Une équipe de recherche codirigée par le professeur Frédéric Veyrier, spécialisé en génomique bactérienne à l’Institut national de la recherche scientifique (INRS), a analysé le mode de division des bactéries de la cavité buccale en forme de chenille et leur évolution depuis leur ancêtre qui était en forme de bâtonnet.
Celle-ci, aussi codirigée par la biologiste cellulaire environnementale Silvia Bulgheresi de l’Université de Vienne, a publié les premiers résultats obtenus dans la revue Nature Communications.
Le groupe scientifique propose notamment de reconnaître les bactéries buccales de la famille des Neisseriaceae comme de nouveaux organismes modèles qui pourraient aider à identifier de nouvelles cibles antimicrobiennes.
En effet, contrairement aux bâtonnets typiques qui se divisent transversalement et se détachent ensuite les uns des autres, certaines Neisseriaceae commensales qui vivent dans nos bouches se fixent au substrat avec leurs extrémités et se divisent longitudinalement.
Cela signifie qu’elles restent attachées les unes aux autres, et ce, même lorsque la division cellulaire est terminée. Elle forment donc des filaments semblables à des chenilles. Certaines cellules du filament adoptent même des formes différentes pour éventuellement remplir des fonctions spécifiques au profit de l’ensemble du filament.
«La multicellularité permet la coopération entre les cellules, par exemple sous la forme d’une division du travail, et peut donc aider les bactéries à survivre au stress nutritionnel», précise l’équipe dans ses rapports.
Bactéries modèles
Lors de leurs recherches, les scientifiques ont d’abord utilisé la microscopie électronique pour étudier la forme des cellules bactériennes de la famille des Neisseriaceae qui comprend les deux formes de cellules standard, soit les bâtonnet et coccus, ainsi que les filaments en forme de chenille.
En comparant les formes des cellules de la famille des Neisseriaceae et en séquençant leurs génomes, ils ont pu déduire que les bactéries multicellulaires à division longitudinale ont évolué à partir de bactéries en forme de bâtonnet à division transversale.
L’équipe a ensuite identifié les gènes qui étaient probablement responsables de cette stratégie de multiplication inhabituelle. Elle a aussi utilisé des techniques de marquage par fluorescence pour visualiser la progression de la croissance cellulaire des bactéries multicellulaires, comparant le patrimoine génétique de ces dernières avec celui des espèces en forme de bâtonnet «classiques».

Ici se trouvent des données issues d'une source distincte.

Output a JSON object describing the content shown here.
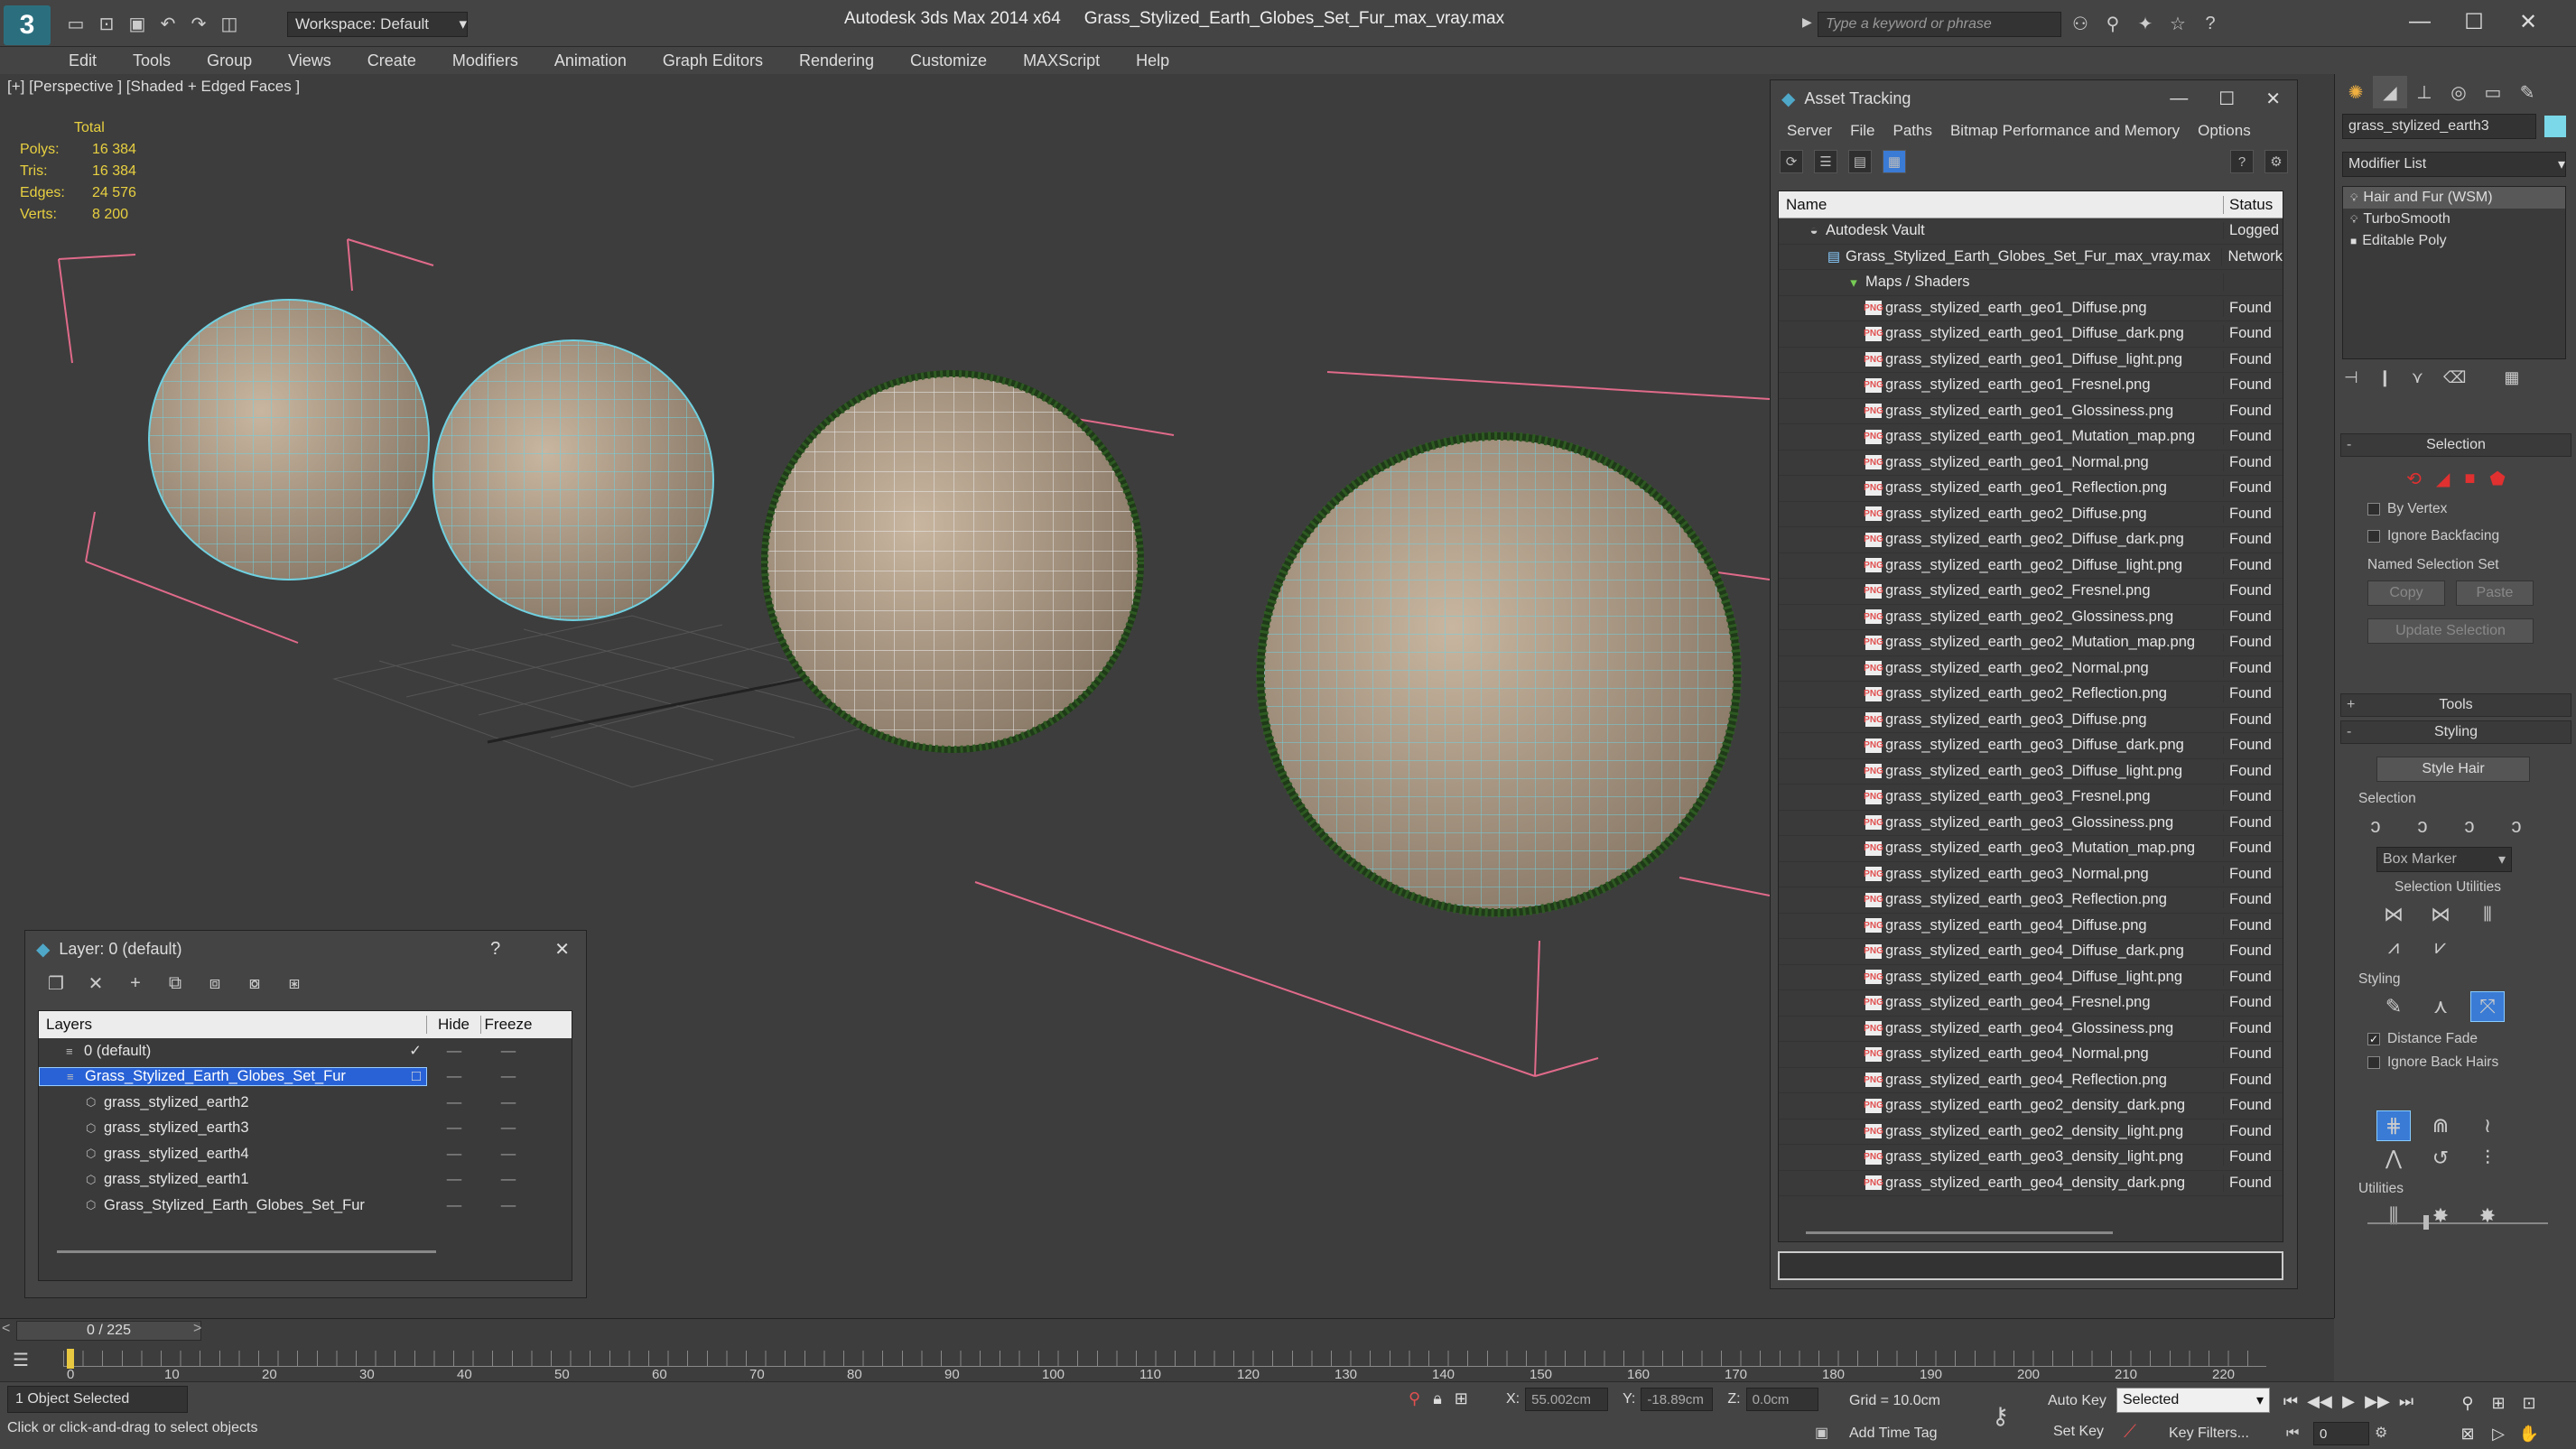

Enfin, elle a essayé de recréer cette évolution en introduisant les changements génétiques dans des Neisseriaceae en forme de bâtonnet. Bien qu’elle n’ait pas pu forcer les bactéries en forme de bâtonnet à devenir multicellulaires, la manipulation génétique a permis d’obtenir des cellules plus longues et plus fines.
«Nous supposons qu’au cours de l’évolution, par un remaniement des processus d’élongation et de division, la forme des cellules a changé, peut-être pour mieux s’adapté à la cavité buccale», explique le professeur Veyrier du Centre Armand-Frappier Santé Biotechnologie de l’INRS qui est situé à Laval.
«En plus de nous aider à comprendre l’évolution de la forme des cellules, les Neisseriaceae multicellulaires peuvent être utiles pour étudier comment les bactéries ont appris à vivre fixées à la surface de la cavité buccale des animaux, le seul endroit où elles ont été trouvées jusqu’à présent, ajoute la professeure Bulgheresi. D’ailleurs, la moitié d’entre nous en porte dans la bouche.»
Philipp Weber, étudiant de la professeure Bulgheresi à l’Université de Vienne ayant travaillé sur l’étude, souligne toutefois que «l’élargissement du champ de la biologie cellulaire à d’autres morphologies et espèces symbiotiques est également crucial pour augmenter le nombre de cibles protéiques pour des applications biopharmaceutiques».
«Une approche évolutive, telle que celle entreprise ici pour les Neisseriaceae, peut nous éclairer sur de nouvelles cibles protéiques aux fonctions jusqu’alors inconnues», complète Sammy Nyongesa, étudiant à l’INRS sous la supervision du professeur Veyrier. (N.P.)